August 26 is the birthday of Mother Teresa, born Anjeze Gonxhe Bojaxhiu in Skopje, present-day Macedonia, in 1910. In Albanian, “Gonxhe” means "rosebud" or "little flower." After taking religious vows at the age of 21, she taught at a schoolhouse outside Calcutta, and soon began to be deeply disturbed by the poverty around her. On the train one day, she experienced what she later understood as a divine summons: “I was to leave the convent and help the poor while living among them. It was an order. To fail would have been to break the faith.” She traded in her traditional habit for a simple, inexpensive white cotton sari with a blue border, and after two years of ministering to the poor, sick, and hungry on the streets of Calcutta, she received permission from the Vatican to start a congregation that would eventually become the Missionaries of Charity. By the time of her death in 1997, Missionaries of Charity had grown to more than 4,000 workers in 133 countries, opening orphanages, homes for people with tuberculosis and leprosy, soup kitchens, hospitals, mobile health clinics, and schools.

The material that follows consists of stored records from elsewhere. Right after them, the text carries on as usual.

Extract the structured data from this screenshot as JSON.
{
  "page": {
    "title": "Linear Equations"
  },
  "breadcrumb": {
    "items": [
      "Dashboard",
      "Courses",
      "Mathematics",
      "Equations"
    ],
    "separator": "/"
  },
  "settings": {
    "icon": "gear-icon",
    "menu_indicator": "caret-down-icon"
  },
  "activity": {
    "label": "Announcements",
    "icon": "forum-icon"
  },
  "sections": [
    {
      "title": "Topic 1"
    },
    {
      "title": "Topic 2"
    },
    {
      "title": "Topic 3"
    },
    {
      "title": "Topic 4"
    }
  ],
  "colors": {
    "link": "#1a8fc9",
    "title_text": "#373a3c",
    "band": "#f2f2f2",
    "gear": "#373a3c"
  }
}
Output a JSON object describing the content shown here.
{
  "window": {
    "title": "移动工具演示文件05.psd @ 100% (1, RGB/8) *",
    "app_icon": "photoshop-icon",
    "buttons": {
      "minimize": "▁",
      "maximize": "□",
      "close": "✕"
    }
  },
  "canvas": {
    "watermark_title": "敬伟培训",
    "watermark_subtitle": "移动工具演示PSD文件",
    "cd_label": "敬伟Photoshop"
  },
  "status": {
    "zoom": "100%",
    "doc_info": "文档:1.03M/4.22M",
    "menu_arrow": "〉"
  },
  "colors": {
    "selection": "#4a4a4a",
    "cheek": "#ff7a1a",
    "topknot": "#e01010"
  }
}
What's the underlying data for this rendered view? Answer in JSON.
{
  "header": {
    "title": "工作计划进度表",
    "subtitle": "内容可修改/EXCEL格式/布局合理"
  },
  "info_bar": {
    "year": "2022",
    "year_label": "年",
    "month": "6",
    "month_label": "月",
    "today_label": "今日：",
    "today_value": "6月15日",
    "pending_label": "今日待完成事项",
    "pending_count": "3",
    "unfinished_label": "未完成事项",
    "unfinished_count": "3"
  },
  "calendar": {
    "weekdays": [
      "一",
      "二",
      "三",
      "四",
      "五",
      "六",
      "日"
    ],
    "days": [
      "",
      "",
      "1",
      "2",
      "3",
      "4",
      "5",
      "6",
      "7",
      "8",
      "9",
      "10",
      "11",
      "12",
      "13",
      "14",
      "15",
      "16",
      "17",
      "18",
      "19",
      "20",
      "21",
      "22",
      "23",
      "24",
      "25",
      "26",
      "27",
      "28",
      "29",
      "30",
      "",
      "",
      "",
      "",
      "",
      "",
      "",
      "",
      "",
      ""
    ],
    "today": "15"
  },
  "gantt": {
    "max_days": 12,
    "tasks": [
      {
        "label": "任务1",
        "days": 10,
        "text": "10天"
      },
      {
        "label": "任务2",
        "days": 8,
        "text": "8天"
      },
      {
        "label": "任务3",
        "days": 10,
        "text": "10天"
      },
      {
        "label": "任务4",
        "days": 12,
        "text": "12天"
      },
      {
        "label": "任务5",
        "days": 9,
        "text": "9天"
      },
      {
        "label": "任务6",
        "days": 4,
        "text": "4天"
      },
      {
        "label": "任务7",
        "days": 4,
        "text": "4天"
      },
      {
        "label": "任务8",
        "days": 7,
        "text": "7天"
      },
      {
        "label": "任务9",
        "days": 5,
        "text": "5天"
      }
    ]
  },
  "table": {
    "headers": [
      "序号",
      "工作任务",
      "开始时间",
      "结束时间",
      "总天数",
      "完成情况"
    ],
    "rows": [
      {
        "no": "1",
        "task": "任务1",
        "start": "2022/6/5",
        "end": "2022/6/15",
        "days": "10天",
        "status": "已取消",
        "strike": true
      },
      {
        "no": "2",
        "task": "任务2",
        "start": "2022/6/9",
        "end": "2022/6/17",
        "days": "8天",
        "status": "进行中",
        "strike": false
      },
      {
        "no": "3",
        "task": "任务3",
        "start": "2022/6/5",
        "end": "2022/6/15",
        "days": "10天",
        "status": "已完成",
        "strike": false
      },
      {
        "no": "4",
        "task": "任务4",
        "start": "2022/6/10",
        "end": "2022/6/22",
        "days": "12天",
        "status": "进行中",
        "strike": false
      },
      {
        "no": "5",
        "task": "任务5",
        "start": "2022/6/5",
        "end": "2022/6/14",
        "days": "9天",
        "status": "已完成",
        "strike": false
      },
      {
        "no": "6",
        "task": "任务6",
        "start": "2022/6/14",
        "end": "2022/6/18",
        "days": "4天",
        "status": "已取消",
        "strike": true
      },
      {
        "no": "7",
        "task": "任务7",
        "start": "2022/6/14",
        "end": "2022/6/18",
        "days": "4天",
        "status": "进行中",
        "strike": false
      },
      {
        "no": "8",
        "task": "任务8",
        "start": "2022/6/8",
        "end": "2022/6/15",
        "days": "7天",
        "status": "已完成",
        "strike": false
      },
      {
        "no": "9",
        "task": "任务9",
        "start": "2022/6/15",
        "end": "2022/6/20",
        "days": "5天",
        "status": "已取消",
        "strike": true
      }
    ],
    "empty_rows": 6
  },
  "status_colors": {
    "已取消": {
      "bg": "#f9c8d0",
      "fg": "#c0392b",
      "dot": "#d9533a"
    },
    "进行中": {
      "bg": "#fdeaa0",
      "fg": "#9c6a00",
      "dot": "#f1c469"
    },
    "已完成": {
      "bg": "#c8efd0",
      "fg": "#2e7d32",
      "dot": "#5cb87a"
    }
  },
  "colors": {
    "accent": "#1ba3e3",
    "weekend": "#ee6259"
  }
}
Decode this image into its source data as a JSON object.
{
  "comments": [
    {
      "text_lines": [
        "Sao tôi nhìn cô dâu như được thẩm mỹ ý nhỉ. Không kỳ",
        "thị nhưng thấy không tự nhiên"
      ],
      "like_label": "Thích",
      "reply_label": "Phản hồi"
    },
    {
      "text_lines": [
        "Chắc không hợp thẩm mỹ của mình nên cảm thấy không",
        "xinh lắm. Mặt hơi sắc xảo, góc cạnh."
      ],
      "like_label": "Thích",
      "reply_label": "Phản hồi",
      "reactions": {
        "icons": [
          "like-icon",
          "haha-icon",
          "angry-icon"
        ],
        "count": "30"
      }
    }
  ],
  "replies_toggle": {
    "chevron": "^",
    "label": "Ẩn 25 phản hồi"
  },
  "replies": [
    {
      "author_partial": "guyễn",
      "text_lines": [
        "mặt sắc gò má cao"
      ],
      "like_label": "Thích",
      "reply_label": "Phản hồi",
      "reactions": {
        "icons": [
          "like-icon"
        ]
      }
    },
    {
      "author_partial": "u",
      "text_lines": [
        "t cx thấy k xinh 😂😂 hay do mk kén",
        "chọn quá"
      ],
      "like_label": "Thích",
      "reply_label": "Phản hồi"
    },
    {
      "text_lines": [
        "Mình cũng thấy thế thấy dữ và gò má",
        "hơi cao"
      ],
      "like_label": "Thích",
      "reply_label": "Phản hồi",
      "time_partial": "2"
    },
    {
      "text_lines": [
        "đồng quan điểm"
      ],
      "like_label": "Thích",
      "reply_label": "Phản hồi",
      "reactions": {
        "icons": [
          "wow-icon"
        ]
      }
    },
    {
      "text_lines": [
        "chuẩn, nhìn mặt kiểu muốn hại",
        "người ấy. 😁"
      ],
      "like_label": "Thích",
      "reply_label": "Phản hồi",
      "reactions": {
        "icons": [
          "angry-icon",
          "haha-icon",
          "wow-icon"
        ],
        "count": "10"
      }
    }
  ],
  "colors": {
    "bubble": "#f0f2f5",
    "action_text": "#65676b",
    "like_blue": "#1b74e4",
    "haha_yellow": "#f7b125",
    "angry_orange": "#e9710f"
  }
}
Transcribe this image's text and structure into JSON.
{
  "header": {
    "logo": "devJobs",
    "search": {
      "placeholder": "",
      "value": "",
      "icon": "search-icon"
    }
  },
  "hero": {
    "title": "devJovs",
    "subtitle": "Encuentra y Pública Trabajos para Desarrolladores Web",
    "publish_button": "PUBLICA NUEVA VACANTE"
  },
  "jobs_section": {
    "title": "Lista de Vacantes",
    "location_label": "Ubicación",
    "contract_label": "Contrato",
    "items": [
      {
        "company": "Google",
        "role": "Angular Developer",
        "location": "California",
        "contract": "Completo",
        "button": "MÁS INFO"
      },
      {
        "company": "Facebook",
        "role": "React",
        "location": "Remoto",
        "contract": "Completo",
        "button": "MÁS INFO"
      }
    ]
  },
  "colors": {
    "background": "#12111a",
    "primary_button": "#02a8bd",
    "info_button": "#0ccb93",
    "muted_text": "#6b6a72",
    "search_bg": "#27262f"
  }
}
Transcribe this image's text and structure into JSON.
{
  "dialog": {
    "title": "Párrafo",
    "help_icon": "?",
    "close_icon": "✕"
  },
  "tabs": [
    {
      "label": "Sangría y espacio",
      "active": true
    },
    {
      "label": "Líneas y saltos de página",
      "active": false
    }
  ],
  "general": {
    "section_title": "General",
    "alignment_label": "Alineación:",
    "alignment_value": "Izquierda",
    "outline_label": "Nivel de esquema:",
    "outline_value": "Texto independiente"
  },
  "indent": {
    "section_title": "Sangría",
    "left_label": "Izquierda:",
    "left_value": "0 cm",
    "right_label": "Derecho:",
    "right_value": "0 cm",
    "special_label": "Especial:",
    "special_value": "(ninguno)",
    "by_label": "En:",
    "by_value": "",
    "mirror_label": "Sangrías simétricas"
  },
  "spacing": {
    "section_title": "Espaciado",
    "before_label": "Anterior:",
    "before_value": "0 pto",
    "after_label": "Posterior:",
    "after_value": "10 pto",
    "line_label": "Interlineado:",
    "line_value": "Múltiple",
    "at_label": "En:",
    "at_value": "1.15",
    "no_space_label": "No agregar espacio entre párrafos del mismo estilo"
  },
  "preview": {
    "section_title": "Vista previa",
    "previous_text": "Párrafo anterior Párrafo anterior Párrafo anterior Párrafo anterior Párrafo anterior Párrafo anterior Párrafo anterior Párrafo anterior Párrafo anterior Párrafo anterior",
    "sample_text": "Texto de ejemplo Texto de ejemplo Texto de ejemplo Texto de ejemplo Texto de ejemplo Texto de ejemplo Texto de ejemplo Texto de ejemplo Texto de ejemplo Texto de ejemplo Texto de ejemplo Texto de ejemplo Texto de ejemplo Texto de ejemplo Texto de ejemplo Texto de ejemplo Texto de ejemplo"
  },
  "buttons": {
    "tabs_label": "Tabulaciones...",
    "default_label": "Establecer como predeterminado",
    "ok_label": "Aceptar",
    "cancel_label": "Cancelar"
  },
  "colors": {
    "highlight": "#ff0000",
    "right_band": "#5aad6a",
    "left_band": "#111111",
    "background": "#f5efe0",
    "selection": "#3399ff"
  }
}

After her death, some of Mother Teresa’s private writings were published, revealing that for long periods of her life, she was haunted by feelings of loneliness, desolation, and God’s absence, even as she persevered in her work.  

She was awarded the Nobel Peace Prize in 1979. Asked by the Nobel committee what advice she had for people who want to promote world peace, she said, “Go home and love your family.” Another interviewer once asked her about her practice of prayer, and she said, “When I pray, mostly I just listen.” “And what does God say?” said the interviewer. “Mostly, God just listens,” she replied.

August 27 is the anniversary of the first profitable oil well, inaugurating the modern petroleum age. Oil had long been known to seep up out of the ground in certain places, and was sometimes collected and used for medicinal purposes, or for lamps, or to lubricate farm machinery — but it was George Bissell, a New York lawyer, who had the idea to intentionally drill for the stuff, refine it, and sell it commercially. That first oil well was drilled in Titusville, Pennsylvania, in 1859 — and consequently, that state dominated the oil market for decades (which is where “Pennzoil” and “Quaker State” come from). Modern petroleum revolutionized human society, from home heating to asphalt to transportation fuels to all manner of plastics — and at the same time, in less than a couple of centuries, helped create multiple ecological crises, including widespread plastic pollution and the current climate emergency.